Robert Meister, managing director of Dolphin Encounters, added, "For nearly 30 years, we have had the honor of caring for and learning from our beloved animal family. Their well-being has always been and will always be the focus of what we do every day."
The American Humane Conservation program's criteria covers health and housing; positive social interactions within groups of animals and between animals and handlers; safe and stimulating environments, with concern for factors such as appropriate lighting, sound levels, air quality and thermoregulation; and evidence of thorough preparation and protocols established to prevent and manage medical or operational emergencies.
Look, Don't Touch
However, other organizations are encouraging cruise ship passengers to "interact" with dolphins by opting to go on boat tours to experience them in their natural habitat.
The global organization Humane Society International (HSI) does not support any captive cetacean activity or human–cetacean interactions and is opposed to the capture of all marine mammals from the wild for any kind of public display or entertainment.
Mark Simmonds, HSI's senior marine scientist, said: "Dolphin watching at sea can be a wonderful way to see these amazing animals in the wild where they belong. However, we do need to make sure only to take a trip with a reputable company that follows ethical guidelines, because otherwise animal welfare can be jeopardized. Irresponsible boat tours can disrupt the cetaceans' normal behavior in a number of ways, including the vessels making high levels of noise which can be harmful (boat noise is far louder underwater than it appears above). Boat disturbance can interrupt the animals' normal behavior, feeding and even reproduction and there is also the risk of physically harming them with propeller strikes.
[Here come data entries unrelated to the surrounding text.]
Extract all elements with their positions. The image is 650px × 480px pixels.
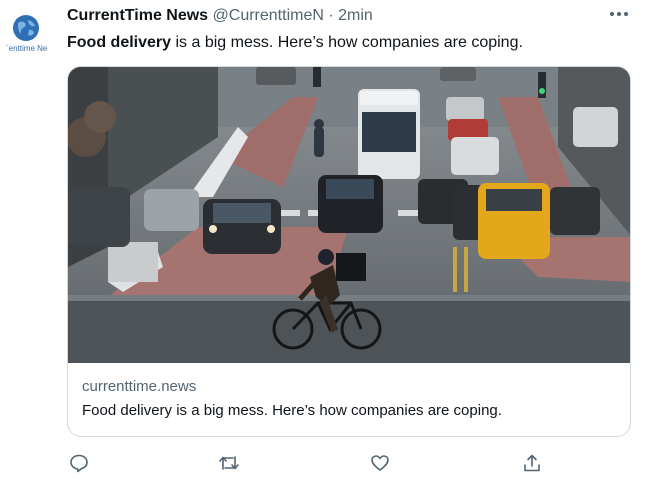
tweet-text-bold: Food delivery [67, 34, 172, 51]
tweet-actions [0, 448, 650, 478]
like-icon [371, 455, 389, 471]
globe-icon [13, 15, 39, 41]
retweet-icon [219, 456, 239, 470]
retweet-button[interactable] [216, 450, 242, 476]
author-handle[interactable]: @CurrenttimeN [213, 7, 324, 24]
more-icon [610, 12, 628, 16]
share-button[interactable] [519, 450, 545, 476]
avatar[interactable]: ´enttime Ne [6, 10, 50, 58]
card-image[interactable] [68, 67, 630, 363]
avatar-label: ´enttime Ne [6, 44, 48, 53]
reply-button[interactable] [66, 450, 92, 476]
author-name[interactable]: CurrentTime News [67, 7, 208, 24]
share-icon [524, 454, 540, 472]
like-button[interactable] [367, 450, 393, 476]
tweet-timestamp[interactable]: 2min [338, 7, 373, 24]
card-meta: currenttime.news Food delivery is a big … [82, 377, 616, 422]
tweet-header: CurrentTime News @CurrenttimeN · 2min [67, 6, 630, 26]
reply-icon [70, 454, 88, 473]
tweet-text-rest: is a big mess. Here’s how companies are … [171, 34, 523, 51]
tweet-text: Food delivery is a big mess. Here’s how … [67, 32, 630, 54]
link-card[interactable]: currenttime.news Food delivery is a big … [67, 66, 631, 437]
header-separator: · [328, 7, 334, 24]
more-button[interactable] [608, 4, 630, 24]
street-photo [68, 67, 630, 363]
card-domain: currenttime.news [82, 378, 197, 395]
card-title: Food delivery is a big mess. Here’s how … [82, 402, 502, 419]
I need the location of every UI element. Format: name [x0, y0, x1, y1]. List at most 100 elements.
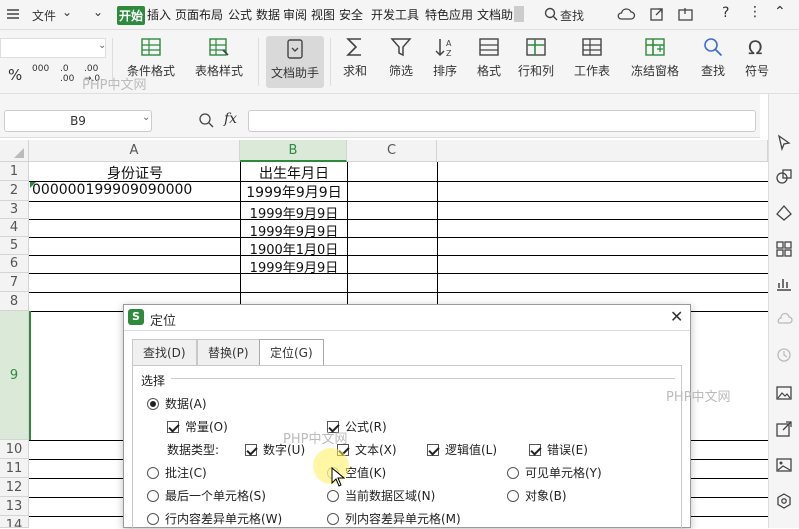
- tab-developer[interactable]: 开发工具: [370, 6, 420, 23]
- col-header-c[interactable]: C: [347, 140, 437, 162]
- row-header-14[interactable]: 14: [0, 516, 29, 528]
- fx-icon[interactable]: fx: [224, 111, 237, 127]
- checkbox-constant[interactable]: 常量(O): [167, 418, 228, 435]
- row-header-3[interactable]: 3: [0, 201, 29, 219]
- layers-icon[interactable]: [775, 240, 793, 258]
- menu-icon[interactable]: [6, 7, 20, 21]
- cloud-sync-icon[interactable]: [616, 7, 636, 24]
- file-menu[interactable]: 文件: [32, 7, 56, 24]
- tab-view[interactable]: 视图: [310, 6, 336, 23]
- name-box[interactable]: B9: [4, 110, 152, 132]
- row-header-6[interactable]: 6: [0, 255, 29, 273]
- col-header-a[interactable]: A: [29, 140, 240, 162]
- chevron-down-icon[interactable]: ⌄: [62, 5, 72, 19]
- zoom-formula-icon[interactable]: [198, 112, 214, 131]
- increase-decimal-icon[interactable]: .0.00: [60, 64, 74, 84]
- close-icon[interactable]: ✕: [670, 307, 683, 326]
- row-header-4[interactable]: 4: [0, 219, 29, 237]
- radio-current-region[interactable]: 当前数据区域(N): [327, 487, 435, 504]
- thousand-sep-button[interactable]: 000: [32, 64, 49, 74]
- row-header-9[interactable]: 9: [0, 311, 29, 440]
- cell-b1[interactable]: 出生年月日: [241, 163, 347, 183]
- tab-formula[interactable]: 公式: [227, 6, 253, 23]
- save-cloud-icon[interactable]: [678, 7, 694, 24]
- chart-icon[interactable]: [775, 274, 793, 292]
- number-format-select[interactable]: [0, 38, 106, 58]
- row-header-8[interactable]: 8: [0, 292, 29, 311]
- cell-a2[interactable]: 000000199909090000: [32, 182, 192, 198]
- col-header-b[interactable]: B: [240, 140, 347, 162]
- sort-button[interactable]: AZ 排序: [428, 36, 462, 79]
- cursor-select-icon[interactable]: [775, 134, 793, 152]
- history-icon[interactable]: [775, 346, 793, 364]
- style-icon[interactable]: [775, 204, 793, 222]
- tab-data[interactable]: 数据: [255, 6, 281, 23]
- radio-data[interactable]: 数据(A): [147, 395, 207, 412]
- cell-b5[interactable]: 1900年1月0日: [241, 239, 347, 258]
- radio-row-diff[interactable]: 行内容差异单元格(W): [147, 510, 282, 527]
- col-header-d[interactable]: [437, 140, 768, 162]
- tab-review[interactable]: 审阅: [282, 6, 308, 23]
- find-button[interactable]: 查找: [696, 36, 730, 79]
- cell-b4[interactable]: 1999年9月9日: [241, 221, 347, 240]
- shapes-icon[interactable]: [775, 168, 793, 186]
- cell-b3[interactable]: 1999年9月9日: [241, 203, 347, 222]
- collapse-icon[interactable]: ⌃: [774, 4, 786, 20]
- backup-icon[interactable]: [775, 310, 793, 328]
- row-header-2[interactable]: 2: [0, 181, 29, 201]
- sum-button[interactable]: 求和: [338, 36, 372, 79]
- select-all-corner[interactable]: [0, 140, 29, 162]
- more-icon[interactable]: ⌄: [93, 5, 103, 19]
- format-button[interactable]: 格式: [472, 36, 506, 79]
- checkbox-logical[interactable]: 逻辑值(L): [427, 441, 497, 458]
- cond-format-button[interactable]: 条件格式: [122, 36, 180, 79]
- search-icon[interactable]: [544, 7, 558, 24]
- share-icon[interactable]: [650, 7, 664, 24]
- tab-goto[interactable]: 定位(G): [259, 339, 324, 366]
- freeze-button[interactable]: 冻结窗格: [628, 36, 682, 79]
- row-header-11[interactable]: 11: [0, 459, 29, 478]
- tab-replace[interactable]: 替换(P): [197, 339, 260, 365]
- picture-icon[interactable]: [775, 456, 793, 474]
- search-label[interactable]: 查找: [560, 7, 584, 24]
- table-style-button[interactable]: 表格样式: [190, 36, 248, 79]
- decrease-decimal-icon[interactable]: .00 →.0: [84, 64, 100, 84]
- cell-a1[interactable]: 身份证号: [30, 163, 240, 183]
- worksheet-button[interactable]: 工作表: [572, 36, 612, 79]
- row-header-1[interactable]: 1: [0, 162, 29, 181]
- help-icon[interactable]: ?: [722, 5, 729, 21]
- settings-icon[interactable]: [775, 492, 793, 510]
- export-icon[interactable]: [775, 420, 793, 438]
- row-header-13[interactable]: 13: [0, 497, 29, 516]
- cell-b2[interactable]: 1999年9月9日: [241, 182, 347, 202]
- filter-button[interactable]: 筛选: [384, 36, 418, 79]
- percent-button[interactable]: %: [8, 66, 22, 84]
- radio-visible[interactable]: 可见单元格(Y): [507, 464, 602, 481]
- tab-home[interactable]: 开始: [117, 6, 146, 25]
- tab-page-layout[interactable]: 页面布局: [174, 6, 224, 23]
- cell-b6[interactable]: 1999年9月9日: [241, 257, 347, 276]
- radio-comment[interactable]: 批注(C): [147, 464, 207, 481]
- radio-last-cell[interactable]: 最后一个单元格(S): [147, 487, 266, 504]
- checkbox-formula[interactable]: 公式(R): [327, 418, 387, 435]
- tab-find[interactable]: 查找(D): [132, 339, 197, 365]
- symbol-button[interactable]: Ω 符号: [740, 36, 774, 79]
- rowcol-button[interactable]: 行和列: [516, 36, 556, 79]
- radio-object[interactable]: 对象(B): [507, 487, 567, 504]
- doc-helper-button[interactable]: 文档助手: [266, 36, 324, 88]
- tab-security[interactable]: 安全: [338, 6, 364, 23]
- row-header-5[interactable]: 5: [0, 237, 29, 255]
- radio-col-diff[interactable]: 列内容差异单元格(M): [327, 510, 461, 527]
- tab-doc-helper[interactable]: 文档助: [476, 6, 514, 23]
- tab-features[interactable]: 特色应用: [424, 6, 474, 23]
- row-header-7[interactable]: 7: [0, 273, 29, 292]
- more-options-icon[interactable]: ⋮: [748, 4, 762, 20]
- row-header-12[interactable]: 12: [0, 478, 29, 497]
- row-header-10[interactable]: 10: [0, 440, 29, 459]
- formula-input[interactable]: [248, 110, 756, 132]
- checkbox-number[interactable]: 数字(U): [245, 441, 305, 458]
- tab-insert[interactable]: 插入: [146, 6, 172, 23]
- tab-scroll-arrow[interactable]: [514, 6, 524, 22]
- checkbox-error[interactable]: 错误(E): [529, 441, 588, 458]
- image-icon[interactable]: [775, 384, 793, 402]
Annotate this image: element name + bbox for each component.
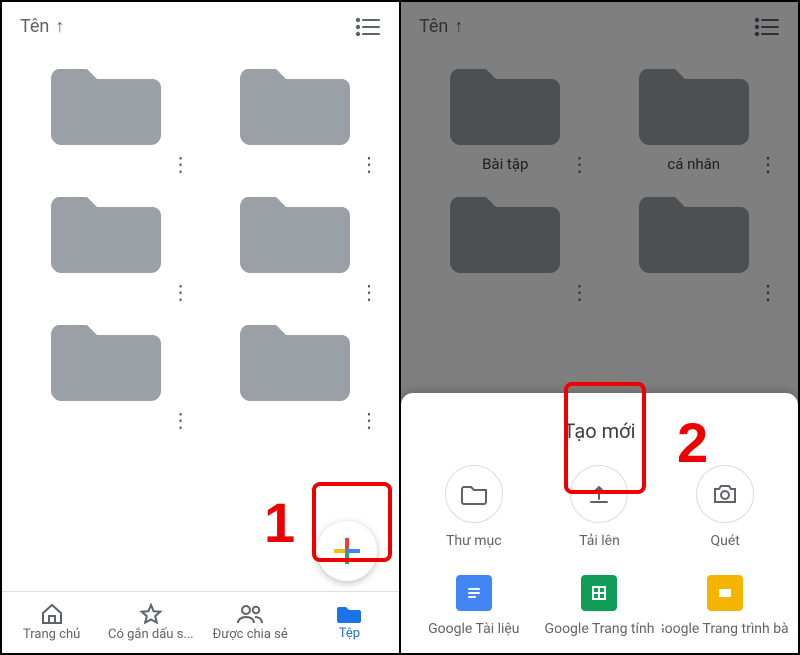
- sheet-item-label: Google Trang trình bày: [662, 621, 788, 637]
- sort-label: Tên: [419, 16, 448, 37]
- more-icon[interactable]: ⋮: [359, 410, 379, 430]
- sort-control[interactable]: Tên ↑: [20, 16, 64, 37]
- nav-label: Có gắn dấu s...: [108, 627, 194, 642]
- slides-icon: [716, 584, 734, 602]
- folder-item[interactable]: ⋮: [22, 313, 191, 431]
- sheet-item-label: Quét: [710, 533, 739, 549]
- folder-icon: [51, 185, 161, 273]
- arrow-up-icon: ↑: [454, 18, 463, 36]
- create-sheets[interactable]: Google Trang tính: [537, 575, 663, 637]
- folder-item[interactable]: ⋮: [211, 313, 380, 431]
- sheets-icon: [590, 584, 608, 602]
- folder-label: Bài tập: [421, 155, 590, 173]
- folder-item[interactable]: cá nhân⋮: [610, 57, 779, 175]
- upload-icon: [587, 482, 611, 506]
- nav-starred[interactable]: Có gắn dấu s...: [101, 592, 200, 653]
- nav-label: Được chia sẻ: [212, 627, 287, 642]
- folder-icon: [240, 57, 350, 145]
- nav-home[interactable]: Trang chủ: [2, 592, 101, 653]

"HSI recommends that if you're going on a dolphin watching trip, select a company that abides by a code of conduct. For example, most codes advise that animals should not be approached any closer than the distance specified for each species and locality and that operators should never chase the animals. Close encounters with cetaceans should always be on their terms, for example when dolphins choose to ride in the bow waves or the wake. Trips that offer swimming with wild dolphins should also be avoided because of the disturbance they cause to the animals and the risk of disease transmission."